The inundation of information brought forth by technology has not only altered our affect, but has also resulted in a pandemic addiction to distraction. With Attention Span Color Meter, Balula uses a brain sensor to read the electromagnetic frequencies of the focused and unfocused brain. These frequencies are wired into the gallery lighting and produce a fluctuating hue, so one’s focus literally colors the walls and the works on view in the gallery. Far from reading someone’s thoughts or emotions, the data collected is basic human brain function, both highly specific yet somewhat arbitrary, in that whether the brain being monitored is from an individual who is educated or uneducated, privileged or oppressed, old or young; the results remain indistinguishable from one another. Balula’s interest in principles of subjectivity versus preconceived universality, or the dismantling of power structures from a biological standpoint has been partly influenced by different feminists thinkers with a particular take on science, like Isabelle Stengers or Catherine Malabou.
In a work titled Self Breathing Lungs (Air Filter), a recording of breath moving in and out of a harmonica is projected through speakers installed inside engine air filters. So the human presence, as opposed to mimicked byproducts of humans, is represented through both the lighting and the sound of the exhibition. Ephemeral, but still physical if one considers (as Balula does) the fact that light and sound, while intangible, are in reality fading photons and sound waves.
Davide Balula wishes to extend a special thanks to Laboratoire Rheonis for their collaboration.
ATTENTION SPAN COLOR METER (Brain Activity) 6-9 pm October 18, 2018 galerie frank elbaz, Paris with the participation of Talia Elbaz, Fatima Soualhia Manet
SELF BREATHING LUNGS 6-9 pm October 18, 2018 galerie frank elbaz, Paris with the participation of Julien Derancy, Louis Laurain, Laurent Pascal, Elisabeth St James
The Endless Pace |YOU x ART x CENTRE POMPIDOU 10:30 - 11:30 pm October 18, 2018 Level 4 and Forum Centre Pompidou, Paris
For the second edition of YACP, the amis du Centre Pompidou have given carte blanche to Davide Balula, who will present The Endless Pace, a sound piece for 60 musicians. For exactly one hour, Members of the Orchestre Lamoureux will be scattered within the contemporary collection on the 4th floor, each playing one note per second, mimicking the mechanics of a clock.

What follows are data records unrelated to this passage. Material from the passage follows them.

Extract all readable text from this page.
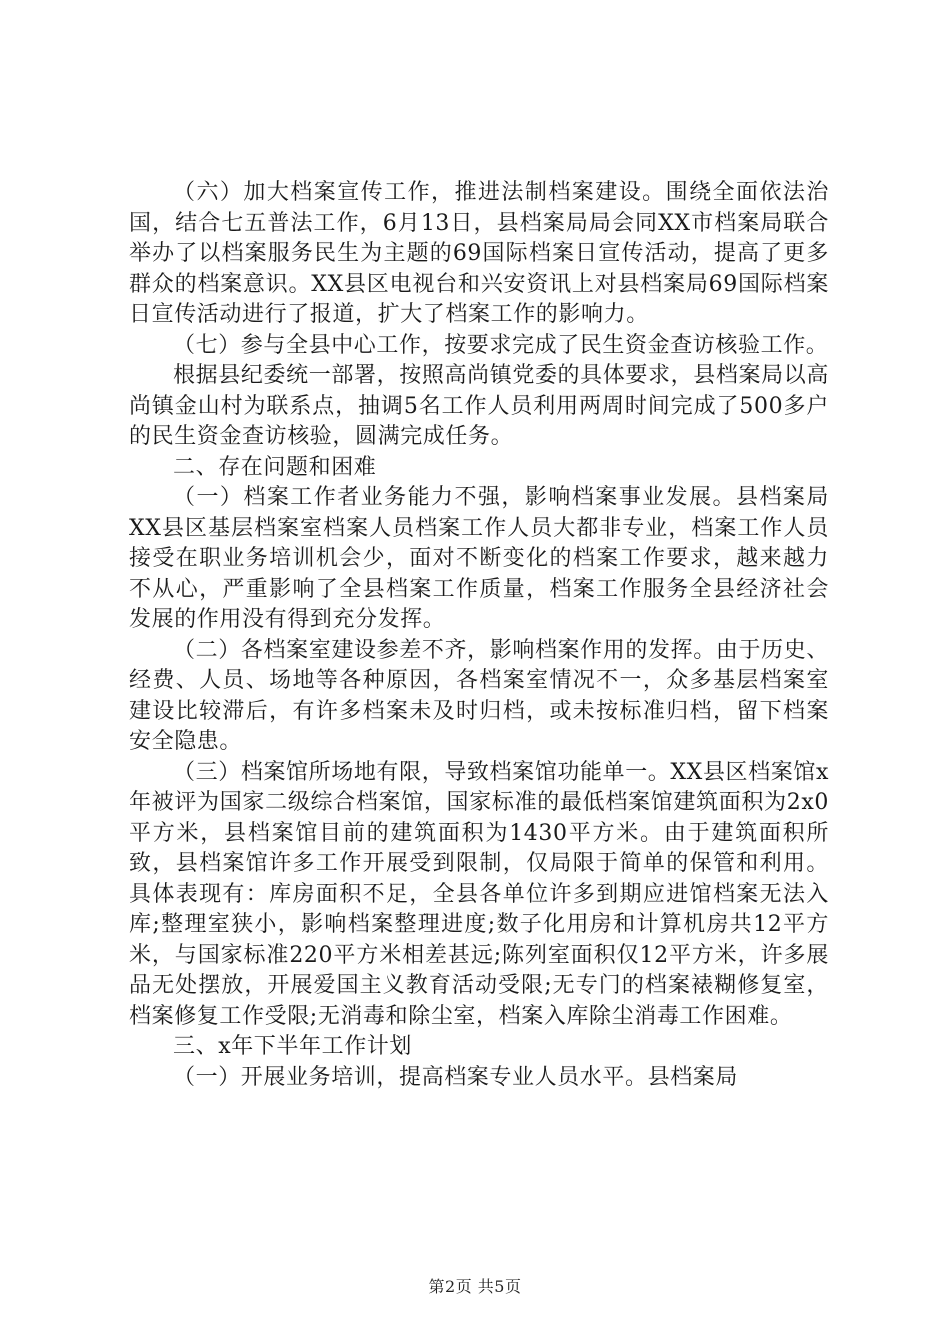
（六）加大档案宣传工作，推进法制档案建设。围绕全面依法治国，结合七五普法工作，6月13日，县档案局局会同XX市档案局联合举办了以档案服务民生为主题的69国际档案日宣传活动，提高了更多群众的档案意识。XX县区电视台和兴安资讯上对县档案局69国际档案日宣传活动进行了报道，扩大了档案工作的影响力。

（七）参与全县中心工作，按要求完成了民生资金查访核验工作。

根据县纪委统一部署，按照高尚镇党委的具体要求，县档案局以高尚镇金山村为联系点，抽调5名工作人员利用两周时间完成了500多户的民生资金查访核验，圆满完成任务。

二、存在问题和困难

（一）档案工作者业务能力不强，影响档案事业发展。县档案局XX县区基层档案室档案人员档案工作人员大都非专业，档案工作人员接受在职业务培训机会少，面对不断变化的档案工作要求，越来越力不从心，严重影响了全县档案工作质量，档案工作服务全县经济社会发展的作用没有得到充分发挥。

（二）各档案室建设参差不齐，影响档案作用的发挥。由于历史、经费、人员、场地等各种原因，各档案室情况不一，众多基层档案室建设比较滞后，有许多档案未及时归档，或未按标准归档，留下档案安全隐患。

（三）档案馆所场地有限，导致档案馆功能单一。XX县区档案馆x年被评为国家二级综合档案馆，国家标准的最低档案馆建筑面积为2x0平方米，县档案馆目前的建筑面积为1430平方米。由于建筑面积所致，县档案馆许多工作开展受到限制，仅局限于简单的保管和利用。具体表现有：库房面积不足，全县各单位许多到期应进馆档案无法入库;整理室狭小，影响档案整理进度;数子化用房和计算机房共12平方米，与国家标准220平方米相差甚远;陈列室面积仅12平方米，许多展品无处摆放，开展爱国主义教育活动受限;无专门的档案裱糊修复室，档案修复工作受限;无消毒和除尘室，档案入库除尘消毒工作困难。

三、x年下半年工作计划

（一）开展业务培训，提高档案专业人员水平。县档案局

第2页 共5页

37,5 °C| An exhibition-workshop by artist Davide Balula October 10, 2018 - March 11, 2019 Galerie des enfants Centre Pompidou, Paris
37.5°C refers the temperature of the human body, which typically hovers around 37°C. Balula’s immersive exhibition for children will feature variations in temperature to transport young audiences to a sensory world exploring their internal organ system. The installation will be accompanied by movement workshops and a sound piece in collaboration with Stéphane Laporte (Domotic) featuring bodily beats and organic sounds.